John Eastman, former Chapman law dean turned Trump adviser, disbarred

John Eastman, the former Chapman University law dean who became the legal architect of President Donald Trump’s push to hold office despite losing the 2020 election, is no longer allowed to practice law in California.

The California Supreme Court on Wednesday, April 15, declined to hear Eastman’s appeal of a lower court ruling recommending his disbarment, essentially certifying that recommendation.

Eastman, 65, an outspoken conservative legal scholar, became a national figure five years ago after advising Trump on how the vice president might reject electoral votes from states that Joe Biden won.

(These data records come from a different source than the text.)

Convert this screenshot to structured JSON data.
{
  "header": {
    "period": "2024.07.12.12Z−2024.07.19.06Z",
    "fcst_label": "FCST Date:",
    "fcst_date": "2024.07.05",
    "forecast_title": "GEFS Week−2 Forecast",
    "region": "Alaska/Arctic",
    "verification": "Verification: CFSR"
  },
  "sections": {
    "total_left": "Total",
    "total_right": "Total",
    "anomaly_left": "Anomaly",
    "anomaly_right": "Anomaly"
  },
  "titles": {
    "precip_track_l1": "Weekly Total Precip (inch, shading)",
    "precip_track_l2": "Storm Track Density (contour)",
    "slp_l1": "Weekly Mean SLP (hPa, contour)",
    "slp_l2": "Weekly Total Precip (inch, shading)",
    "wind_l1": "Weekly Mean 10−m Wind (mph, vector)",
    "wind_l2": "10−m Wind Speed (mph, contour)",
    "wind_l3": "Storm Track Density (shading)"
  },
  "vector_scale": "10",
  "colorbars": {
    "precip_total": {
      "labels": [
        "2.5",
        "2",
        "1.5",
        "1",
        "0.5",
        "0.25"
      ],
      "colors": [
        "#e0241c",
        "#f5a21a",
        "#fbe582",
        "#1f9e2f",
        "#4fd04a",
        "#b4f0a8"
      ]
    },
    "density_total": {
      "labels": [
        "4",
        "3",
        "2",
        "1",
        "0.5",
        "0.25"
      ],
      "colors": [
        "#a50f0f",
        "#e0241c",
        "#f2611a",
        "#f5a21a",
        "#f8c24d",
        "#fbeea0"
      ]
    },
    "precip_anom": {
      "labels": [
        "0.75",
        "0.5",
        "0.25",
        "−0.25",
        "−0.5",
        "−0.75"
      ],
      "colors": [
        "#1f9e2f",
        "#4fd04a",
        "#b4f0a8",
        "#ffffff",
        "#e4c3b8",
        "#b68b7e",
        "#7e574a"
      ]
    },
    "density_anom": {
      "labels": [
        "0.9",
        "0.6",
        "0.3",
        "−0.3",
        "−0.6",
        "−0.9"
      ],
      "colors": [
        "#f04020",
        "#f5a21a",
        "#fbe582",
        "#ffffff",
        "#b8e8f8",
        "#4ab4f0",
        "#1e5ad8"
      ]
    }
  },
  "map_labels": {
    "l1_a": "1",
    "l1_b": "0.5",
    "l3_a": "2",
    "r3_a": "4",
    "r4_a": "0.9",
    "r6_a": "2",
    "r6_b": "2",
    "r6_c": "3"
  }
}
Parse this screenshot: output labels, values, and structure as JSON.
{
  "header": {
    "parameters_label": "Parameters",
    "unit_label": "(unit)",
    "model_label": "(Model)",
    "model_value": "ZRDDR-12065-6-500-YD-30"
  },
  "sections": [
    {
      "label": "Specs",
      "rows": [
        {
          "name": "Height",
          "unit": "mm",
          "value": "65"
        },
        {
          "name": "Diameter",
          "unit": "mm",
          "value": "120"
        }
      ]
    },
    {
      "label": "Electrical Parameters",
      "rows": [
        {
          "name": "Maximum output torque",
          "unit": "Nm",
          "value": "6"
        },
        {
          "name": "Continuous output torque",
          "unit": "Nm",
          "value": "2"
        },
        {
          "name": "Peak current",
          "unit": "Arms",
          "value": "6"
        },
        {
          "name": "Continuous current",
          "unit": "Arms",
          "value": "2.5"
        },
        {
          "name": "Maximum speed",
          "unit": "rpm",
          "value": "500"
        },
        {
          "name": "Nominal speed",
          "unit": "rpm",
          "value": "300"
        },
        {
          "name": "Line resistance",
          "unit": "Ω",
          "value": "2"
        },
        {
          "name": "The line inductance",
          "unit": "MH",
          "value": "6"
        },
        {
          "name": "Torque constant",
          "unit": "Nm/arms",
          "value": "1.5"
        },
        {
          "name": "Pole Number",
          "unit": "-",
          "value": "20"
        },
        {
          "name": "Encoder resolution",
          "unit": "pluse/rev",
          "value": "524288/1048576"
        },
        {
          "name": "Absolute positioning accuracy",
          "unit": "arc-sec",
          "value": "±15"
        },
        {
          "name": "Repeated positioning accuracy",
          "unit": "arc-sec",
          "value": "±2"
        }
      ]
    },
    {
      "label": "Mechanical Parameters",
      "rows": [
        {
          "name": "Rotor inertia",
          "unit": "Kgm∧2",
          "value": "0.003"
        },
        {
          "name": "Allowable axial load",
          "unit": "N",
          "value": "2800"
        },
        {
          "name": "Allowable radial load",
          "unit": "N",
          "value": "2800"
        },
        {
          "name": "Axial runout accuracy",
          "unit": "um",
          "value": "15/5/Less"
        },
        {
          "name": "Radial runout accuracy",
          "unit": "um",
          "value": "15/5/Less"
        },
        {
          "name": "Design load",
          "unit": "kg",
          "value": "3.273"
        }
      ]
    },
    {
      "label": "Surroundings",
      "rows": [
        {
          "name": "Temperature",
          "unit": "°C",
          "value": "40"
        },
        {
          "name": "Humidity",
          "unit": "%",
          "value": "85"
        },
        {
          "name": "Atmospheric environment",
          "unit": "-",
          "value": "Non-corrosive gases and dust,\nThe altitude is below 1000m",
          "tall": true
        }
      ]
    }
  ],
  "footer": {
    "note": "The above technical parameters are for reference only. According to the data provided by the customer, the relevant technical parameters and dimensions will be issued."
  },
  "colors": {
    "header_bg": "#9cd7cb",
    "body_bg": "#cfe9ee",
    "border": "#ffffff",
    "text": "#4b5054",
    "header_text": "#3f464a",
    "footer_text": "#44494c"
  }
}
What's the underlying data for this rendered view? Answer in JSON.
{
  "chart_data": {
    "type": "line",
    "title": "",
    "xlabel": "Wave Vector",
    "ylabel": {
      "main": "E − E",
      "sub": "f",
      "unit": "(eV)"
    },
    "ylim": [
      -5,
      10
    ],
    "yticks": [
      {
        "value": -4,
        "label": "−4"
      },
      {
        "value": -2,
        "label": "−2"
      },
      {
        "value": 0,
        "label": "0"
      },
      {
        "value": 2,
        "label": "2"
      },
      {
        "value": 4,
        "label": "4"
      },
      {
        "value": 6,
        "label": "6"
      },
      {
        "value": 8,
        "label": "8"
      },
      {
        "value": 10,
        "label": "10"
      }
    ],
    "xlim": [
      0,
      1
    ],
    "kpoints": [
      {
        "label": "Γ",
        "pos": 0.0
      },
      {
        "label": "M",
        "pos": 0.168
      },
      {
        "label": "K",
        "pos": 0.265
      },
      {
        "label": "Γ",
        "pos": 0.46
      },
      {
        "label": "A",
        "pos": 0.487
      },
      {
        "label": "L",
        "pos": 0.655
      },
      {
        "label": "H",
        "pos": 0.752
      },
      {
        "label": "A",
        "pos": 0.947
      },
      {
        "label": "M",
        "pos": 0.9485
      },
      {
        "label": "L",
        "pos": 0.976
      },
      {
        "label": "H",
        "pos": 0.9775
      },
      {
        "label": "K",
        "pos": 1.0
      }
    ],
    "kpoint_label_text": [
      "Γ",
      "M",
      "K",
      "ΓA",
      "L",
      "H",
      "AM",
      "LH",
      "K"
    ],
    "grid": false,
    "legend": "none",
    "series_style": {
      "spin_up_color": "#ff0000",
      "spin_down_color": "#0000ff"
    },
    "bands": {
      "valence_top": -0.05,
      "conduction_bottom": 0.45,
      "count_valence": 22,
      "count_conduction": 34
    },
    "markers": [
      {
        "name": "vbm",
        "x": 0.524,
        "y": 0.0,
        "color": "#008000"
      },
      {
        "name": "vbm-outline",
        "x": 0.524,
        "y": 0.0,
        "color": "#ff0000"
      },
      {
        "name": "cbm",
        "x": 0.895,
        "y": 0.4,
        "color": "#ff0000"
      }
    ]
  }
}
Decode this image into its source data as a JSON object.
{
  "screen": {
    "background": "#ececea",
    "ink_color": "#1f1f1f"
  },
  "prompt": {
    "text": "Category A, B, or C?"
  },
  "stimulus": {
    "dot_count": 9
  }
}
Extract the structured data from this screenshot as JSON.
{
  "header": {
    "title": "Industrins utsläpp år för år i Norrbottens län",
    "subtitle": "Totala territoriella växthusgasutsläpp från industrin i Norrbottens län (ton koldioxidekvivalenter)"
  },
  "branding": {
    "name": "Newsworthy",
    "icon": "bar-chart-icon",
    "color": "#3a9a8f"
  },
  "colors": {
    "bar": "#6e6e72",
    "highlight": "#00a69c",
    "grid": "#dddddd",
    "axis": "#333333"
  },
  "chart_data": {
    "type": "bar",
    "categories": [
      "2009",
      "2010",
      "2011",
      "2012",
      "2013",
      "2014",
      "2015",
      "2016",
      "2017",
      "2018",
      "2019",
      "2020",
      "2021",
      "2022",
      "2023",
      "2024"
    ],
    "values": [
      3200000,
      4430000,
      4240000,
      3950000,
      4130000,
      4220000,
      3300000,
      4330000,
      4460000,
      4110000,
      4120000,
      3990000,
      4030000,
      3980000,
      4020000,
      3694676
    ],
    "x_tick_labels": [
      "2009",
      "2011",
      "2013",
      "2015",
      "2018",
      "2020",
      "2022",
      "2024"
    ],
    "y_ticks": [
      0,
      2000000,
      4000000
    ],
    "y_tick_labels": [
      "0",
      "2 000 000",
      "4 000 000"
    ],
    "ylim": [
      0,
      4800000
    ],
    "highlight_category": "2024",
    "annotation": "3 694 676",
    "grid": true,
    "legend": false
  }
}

Though Eastman’s legal theories were dismissed as far-fetched or illegal by lawyers for Vice President Mike Pence, Trump’s moves between the November 2020 vote and the January 2021 transition of power largely reflected Eastman’s strategy.

Eastman also joined Trump as a speaker at the rally that preceded the Jan. 6 attack at the Capitol building. After hearing from Trump and Eastman and other speakers, thousands of enflamed Trump supporters marched to the Capitol building to try to prevent Congress from certifying an election that Biden won by about 7 million votes.

In 2023, Trump and six alleged co-conspirators, including Eastman, were indicted for their efforts to overturn the election. Trump pleaded not guilty, and the indictment against him was withdrawn after he was elected to a second term in 2024. The special prosecutor in that case, Jack Smith, said he dismissed the charges because of long-standing federal policy against prosecuting a sitting president.

For Eastman, the effects of that indictment included a move by the California State Bar to revoke his license to practice law. Eastman has fought that effort, saying the pushback against him is political, not legal. He has described the move to disbar him as “extraordinary lawfare abuse” by “hardcore leftist activists.”

In an April 2 fundraising email, he said: “My legal team is already preparing for the next phase. Because if California rules against me, we will take this fight as far as necessary — even to the U.S. Supreme Court.”

What happened in California, he continued, is based on his political views. “My case was built around my public statements — defending President Trump and raising concerns about the 2020 election. That is core political speech. It is protected by the Constitution. Yet it was treated as misconduct.”

Randall A. Miller, one of Eastman’s attorneys, promised to fight.

“The California Supreme Court has allowed to stand a State Bar Court recommendation that we contend departs from long-standing United States Supreme Court precedent protecting First Amendment rights, especially in the attorney discipline context,” Miller said by email.

“We disagree with that outcome and believe it raises pivotal constitutional concerns regarding the limits of state regulation of attorney speech. We will seek review in the U.S. Supreme Court to repudiate this threat to the rule of law and our nation’s adversarial system of justice.”

Eastman, who left Chapman in 2021, has worked with the Claremont Institute, a conservative think tank in Claremont. He has said that his legal bills are expected to run between $2 million and $3 million and has been actively fundraising to pay them.